Parish teams embrace relay - Catholic Courier

Parish teams embrace relay

Nearly 500 people spent the chilly night of June 15 outdoors on the track at Midlakes High School in Phelps. Some of them had survived battles with cancer, and some carried with them the memories of loved ones who’d lost such battles, but each one of them spent at least part of the night walking around the track.

More than 30 members of St. Felix Parish in Clifton Springs and St. Francis Parish in Phelps were among the hundreds of people who spent the night raising money for the American Cancer Society though the organization’s annual Relay for Life. This was only the second year the Phelps and Clifton Springs communities have hosted a Relay For Life, said Louise Jones, organizer of the parishes’ All Saints relay team.

The relay has been taking place in communities across the nation for more than 20 years. The relay’s roots can be traced back to Tacoma, Wash., where in 1985 a surgeon named Dr. Gordy Klatt decided to raise money for his local American Cancer Society office, according to information on the relay’s Web site, Klatt, who was a marathon enthusiast, spent 24 hours that May circling a track while his friends paid $25 to run or walk with him for 30 minutes.

Klatt traveled the equivalent of 83 miles and raised $27,000 for the American Cancer Society that night, according to the Web site. The next year, 19 teams participated in the first team Relay For Life and raised $33,000 to fight cancer. The relay has grown steadily since then, and is now the world’s largest grassroots fundraiser and has raised more than $1 billion, according to the American Cancer Society.

The June 15 relay at Midlakes raised $26,164, according to the Relay For Life Web site. The All Saints team from St. Francis and St. Felix was the largest of the 44 participating teams and raised more than $430.

“It went well,” Jones said, noting that the team was made up of children, adults and even entire families.

“It’s a big event for the entire community. This year my father-in-law passed away from cancer. It kind of motivated my whole family to get involved and do it,” said Jones, who participated in the relay with her husband, Richard, and daughters Lauren, 18, and Haley, 13.

St. Francis parishioner Kathy Jacobs also joined the All Saints team with her husband, three children and seven members of their extended family. The relay was important to them because cancer has touched their lives many times, but it also was a fun way to spend the night, Jacobs said.

“It’s just nice to be able to spend some time together where there’s no distractions of computers or phones,” Jacobs said. “I think it’s important to teach our children that you have to be involved.”

All Saints team members raised money by soliciting pledges from family, friends and community members before the relay. Once the relay began, participants could also contribute to the cause by purchasing concessions, paying to participate in the extra games and activities held throughout the night or buying luminaries for $5 each, Jones said.

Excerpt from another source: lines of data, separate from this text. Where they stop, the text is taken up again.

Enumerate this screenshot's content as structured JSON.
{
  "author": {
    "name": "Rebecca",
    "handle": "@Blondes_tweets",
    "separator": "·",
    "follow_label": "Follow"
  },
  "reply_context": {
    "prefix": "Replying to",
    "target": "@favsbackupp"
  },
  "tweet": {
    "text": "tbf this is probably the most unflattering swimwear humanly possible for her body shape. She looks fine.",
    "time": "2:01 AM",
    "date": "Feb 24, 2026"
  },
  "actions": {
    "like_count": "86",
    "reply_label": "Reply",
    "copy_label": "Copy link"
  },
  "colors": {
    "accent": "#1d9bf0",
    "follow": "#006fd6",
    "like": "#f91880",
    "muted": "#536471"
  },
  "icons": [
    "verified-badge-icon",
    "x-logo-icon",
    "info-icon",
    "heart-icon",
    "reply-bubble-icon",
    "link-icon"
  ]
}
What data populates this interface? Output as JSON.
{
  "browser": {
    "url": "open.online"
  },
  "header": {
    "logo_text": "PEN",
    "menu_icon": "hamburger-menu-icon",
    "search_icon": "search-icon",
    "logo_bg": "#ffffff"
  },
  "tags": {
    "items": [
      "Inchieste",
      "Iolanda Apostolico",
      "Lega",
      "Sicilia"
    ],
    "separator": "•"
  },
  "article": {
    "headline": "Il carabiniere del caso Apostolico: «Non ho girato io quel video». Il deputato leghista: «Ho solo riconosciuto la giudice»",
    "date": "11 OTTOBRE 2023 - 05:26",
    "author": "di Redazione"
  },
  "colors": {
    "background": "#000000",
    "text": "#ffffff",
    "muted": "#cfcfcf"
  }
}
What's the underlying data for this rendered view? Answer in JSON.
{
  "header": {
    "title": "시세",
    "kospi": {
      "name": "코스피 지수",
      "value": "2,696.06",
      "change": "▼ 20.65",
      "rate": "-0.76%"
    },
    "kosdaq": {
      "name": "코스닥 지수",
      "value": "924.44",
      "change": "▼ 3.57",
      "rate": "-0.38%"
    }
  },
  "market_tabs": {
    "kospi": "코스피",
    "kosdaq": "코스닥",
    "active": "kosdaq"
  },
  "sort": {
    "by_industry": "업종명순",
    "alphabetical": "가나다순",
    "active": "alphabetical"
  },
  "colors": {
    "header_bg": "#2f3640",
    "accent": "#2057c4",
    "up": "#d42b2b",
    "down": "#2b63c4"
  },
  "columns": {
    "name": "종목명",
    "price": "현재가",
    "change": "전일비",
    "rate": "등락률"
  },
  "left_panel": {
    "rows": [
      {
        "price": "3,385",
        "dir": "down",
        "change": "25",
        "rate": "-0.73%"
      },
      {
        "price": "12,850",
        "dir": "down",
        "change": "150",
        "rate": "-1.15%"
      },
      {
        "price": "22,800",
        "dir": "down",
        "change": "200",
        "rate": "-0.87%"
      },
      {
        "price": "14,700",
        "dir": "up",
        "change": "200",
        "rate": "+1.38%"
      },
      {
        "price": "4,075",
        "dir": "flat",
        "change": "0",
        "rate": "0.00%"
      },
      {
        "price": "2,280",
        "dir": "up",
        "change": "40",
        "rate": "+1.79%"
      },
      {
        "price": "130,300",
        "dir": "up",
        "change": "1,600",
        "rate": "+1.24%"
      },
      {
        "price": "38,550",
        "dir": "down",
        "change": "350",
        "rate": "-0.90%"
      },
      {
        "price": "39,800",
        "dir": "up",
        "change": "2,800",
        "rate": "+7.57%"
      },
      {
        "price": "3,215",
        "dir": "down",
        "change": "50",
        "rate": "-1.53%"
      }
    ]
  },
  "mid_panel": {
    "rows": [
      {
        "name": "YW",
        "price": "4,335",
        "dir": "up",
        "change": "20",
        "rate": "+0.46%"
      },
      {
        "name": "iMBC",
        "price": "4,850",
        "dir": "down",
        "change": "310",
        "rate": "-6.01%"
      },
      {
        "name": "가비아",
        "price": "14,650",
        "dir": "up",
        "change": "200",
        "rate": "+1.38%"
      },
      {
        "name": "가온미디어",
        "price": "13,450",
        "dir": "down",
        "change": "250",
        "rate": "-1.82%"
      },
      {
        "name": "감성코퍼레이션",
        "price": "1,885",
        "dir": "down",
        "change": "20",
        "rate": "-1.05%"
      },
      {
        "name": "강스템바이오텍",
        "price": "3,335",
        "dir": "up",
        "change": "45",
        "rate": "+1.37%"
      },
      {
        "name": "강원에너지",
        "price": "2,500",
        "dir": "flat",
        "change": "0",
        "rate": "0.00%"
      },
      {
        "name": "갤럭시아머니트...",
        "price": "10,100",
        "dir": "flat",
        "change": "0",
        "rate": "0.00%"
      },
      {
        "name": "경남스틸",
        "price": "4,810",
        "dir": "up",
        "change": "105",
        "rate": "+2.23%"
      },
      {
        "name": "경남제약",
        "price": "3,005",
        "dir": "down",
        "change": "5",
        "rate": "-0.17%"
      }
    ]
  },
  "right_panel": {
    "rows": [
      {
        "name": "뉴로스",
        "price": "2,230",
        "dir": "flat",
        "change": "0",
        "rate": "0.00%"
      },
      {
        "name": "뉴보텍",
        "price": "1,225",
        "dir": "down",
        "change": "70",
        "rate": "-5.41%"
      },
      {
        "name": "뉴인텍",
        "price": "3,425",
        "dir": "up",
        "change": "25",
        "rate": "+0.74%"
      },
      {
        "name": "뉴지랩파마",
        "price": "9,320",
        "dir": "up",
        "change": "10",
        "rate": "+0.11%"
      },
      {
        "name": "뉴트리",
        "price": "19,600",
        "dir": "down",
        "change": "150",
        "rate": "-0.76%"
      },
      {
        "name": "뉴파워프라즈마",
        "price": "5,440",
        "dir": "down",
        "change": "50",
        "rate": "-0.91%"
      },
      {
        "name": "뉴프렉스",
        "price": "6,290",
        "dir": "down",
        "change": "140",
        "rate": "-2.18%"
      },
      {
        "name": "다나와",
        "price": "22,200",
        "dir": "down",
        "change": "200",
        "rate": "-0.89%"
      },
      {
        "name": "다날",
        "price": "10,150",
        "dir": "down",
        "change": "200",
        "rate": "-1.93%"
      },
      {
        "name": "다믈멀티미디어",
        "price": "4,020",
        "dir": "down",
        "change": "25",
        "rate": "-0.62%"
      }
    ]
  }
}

People who purchase the luminaries — which are bags with candles inside — usually emblazon them with the names of cancer survivors, people currently fighting cancer or deceased loved ones who suffered from cancer, she said. Those bags are then placed along the edges of the track and arranged in the bleachers to form the word “hope.” This is Jones’ favorite part of the relay, she said.

“The luminaria ceremony is always nice. It’s just very moving to see all those people’s names who have been affected by cancer in some way,” Jones said.

The relay at Midlakes began at 6 p.m. with a reception for cancer survivors. The opening ceremony began at 7 p.m. with music, prayer and laps around the track by cancer survivors and caregivers. The teams took to the track shortly after that, and there were participants walking on the track until the relay ended at 7 a.m.

“The goal is to have someone from the team on the track all the time. I think for the most part we accomplished that,” Jones said.

Relay participants had plenty to do when they were off the track. Games, contests, karaoke and a euchre tournament were held throughout the evening to keep people motivated, Jones said. One of the popular contests was the Ms. Relay contest, in which men and boys dressed as females and solicited donations from other relay participants.

“Whoever gets the most donations wins the Ms. Relay competition,” Jones said, noting that several of the All Saints males took part in the contest, using extra clothes her daughter brought to the relay.

There also was a Project Runway competition — just as in the popular reality show of the same name — where participants were given specific materials and told to design an outfit, she added.

Despite all the fun and unusual activities going on, there were still a few times when Jones and her teammates struggled to keep their eyes open.

“It is hard to stay awake. It does get pretty grueling by early morning,” she said.

The night also was unseasonably cold, which was hard on the adults but didn’t seem to have much effect on the kids, she added.

Nonetheless, All Saints team members seemed to enjoy themselves in spite of the cold weather and long night, she said. Raising money to help an organization fight a deadly disease seems to fit in with the mission of St. Francis, St. Felix and most Catholic parishes, she noted.

“I think any time you’re doing something to help the community, I think that is going to fit in with the mission of any church,” Jones said. “That ability to help others in your community is what I believe all churches try to do.”